Dr. Ken Barger
Anthropology, IUPUI
August 16 2001


E320 North American Indians

CULTURAL ORGANIZATION
of
AMERICAN INDIANS

Zuni Indian pueblo, New Mexico, early 1900s. Zuni illustrates the integrated nature of cultural systems in how the tribe has managed its affairs through kinship and religion. Traditionally, each matrilineal clan has been responsible for certain community activities, such as providing rain or sun priests who decide the appropriate times for planting and harvesting. These priests have been the repositories of generations of empirical observations, and this collective knowledge proved adaptive to a farming subsistence in the arid region in which they live. The religious kiva societies also served important community functions in healing and in the social control of deviants. Kiva members have also served as repositories for generations of experience in managing the well-being of the tribe, and have used this collective wisdom in their responsibilities to the whole community. Understanding the integrated nature of cultural systems is thus important in understanding particular cultures like the Zuni.

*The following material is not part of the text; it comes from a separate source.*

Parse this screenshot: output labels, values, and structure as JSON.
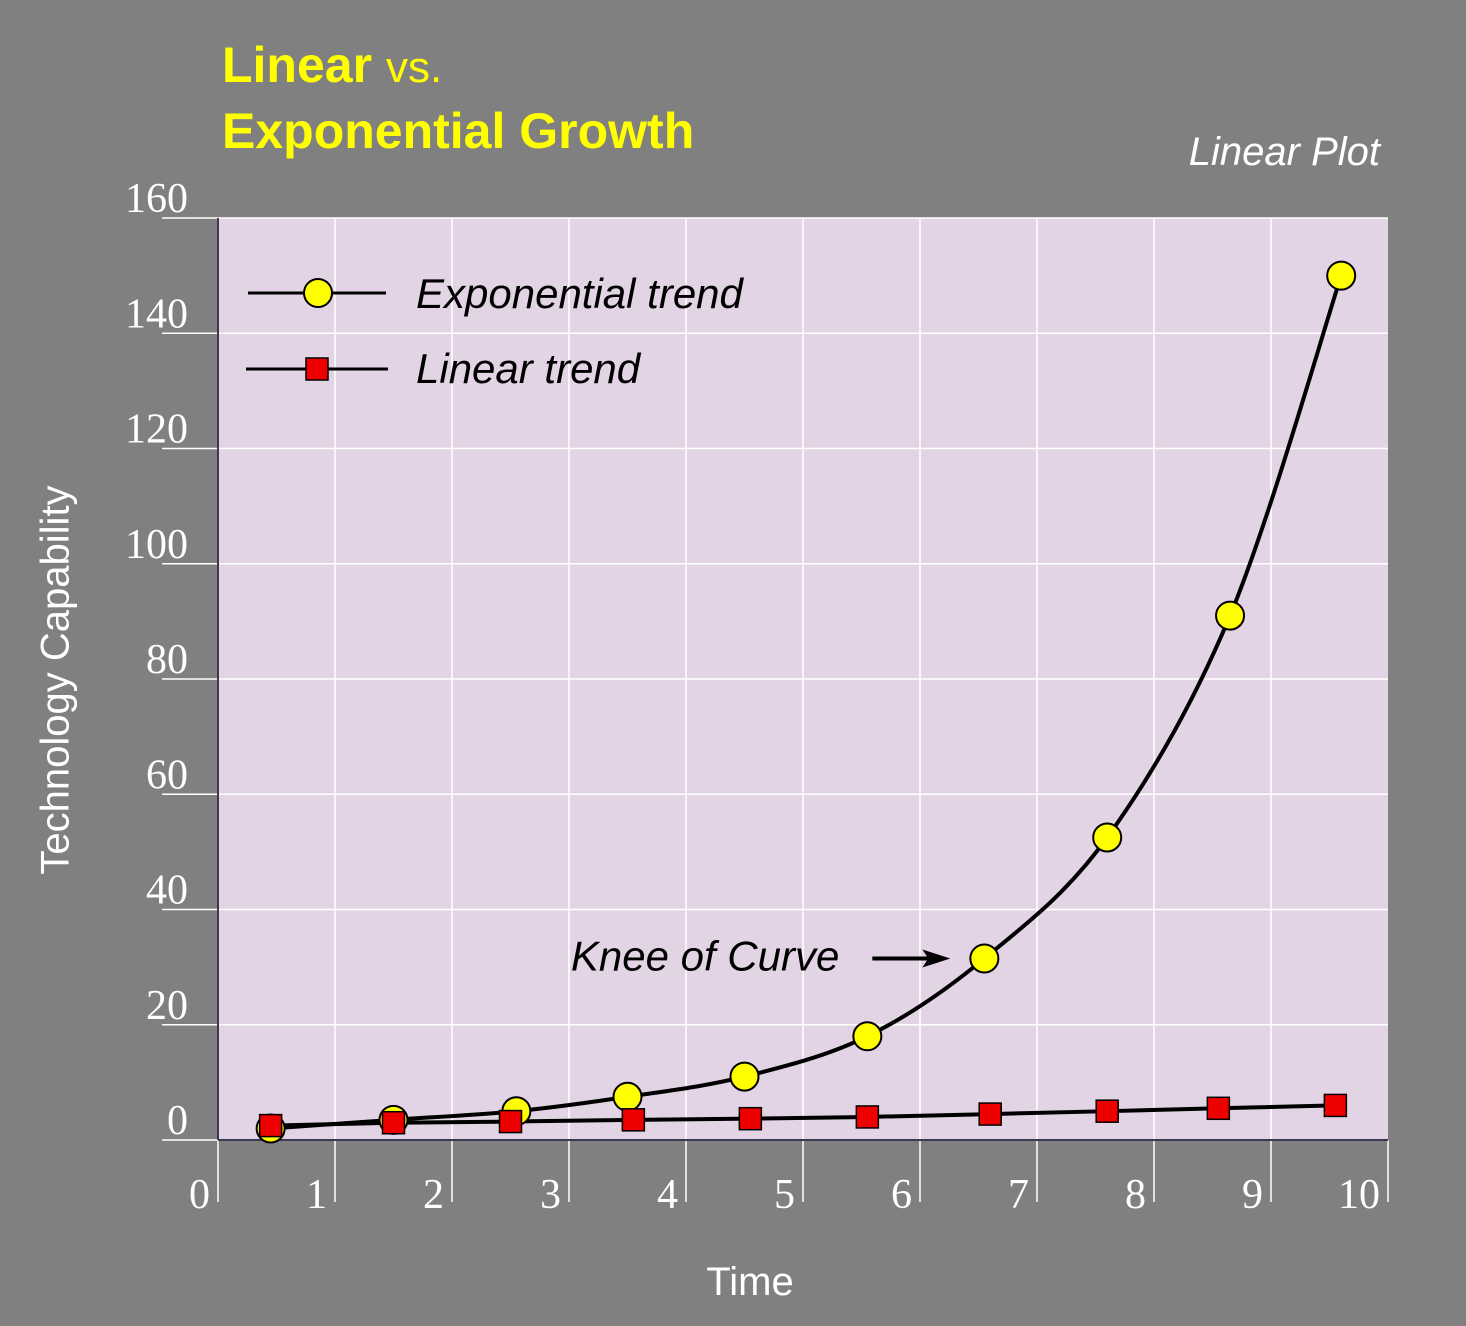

Culture is an universal human trait among all ethnic and social groups around the world, including Native Americans (and EuroAmericans, as well). We can therefore compare the human life experience from group to group. One comparison will be between EuroAmerican culture and the different Native American cultures we will examine in class, but we will also compare different Native American cultures with each other, as we establish the broad diversity among American Indians. Cultural Anthropology provides us with a general structure of cultural traits with which we can compare Native Americans with each other and with EuroAmericans. For each culture area that we review, we will examine and compare the following areas of cultural experience:

  1. Background
  2. Languages and Communication
  3. Subsistence Patterns
  4. Social Organization
  5. Political Organization
  6. World View
  7. Religion
  8. Contemporary Native Americans

Students are expected to have a working understanding of these contents of culture as we discuss Native Americans in class.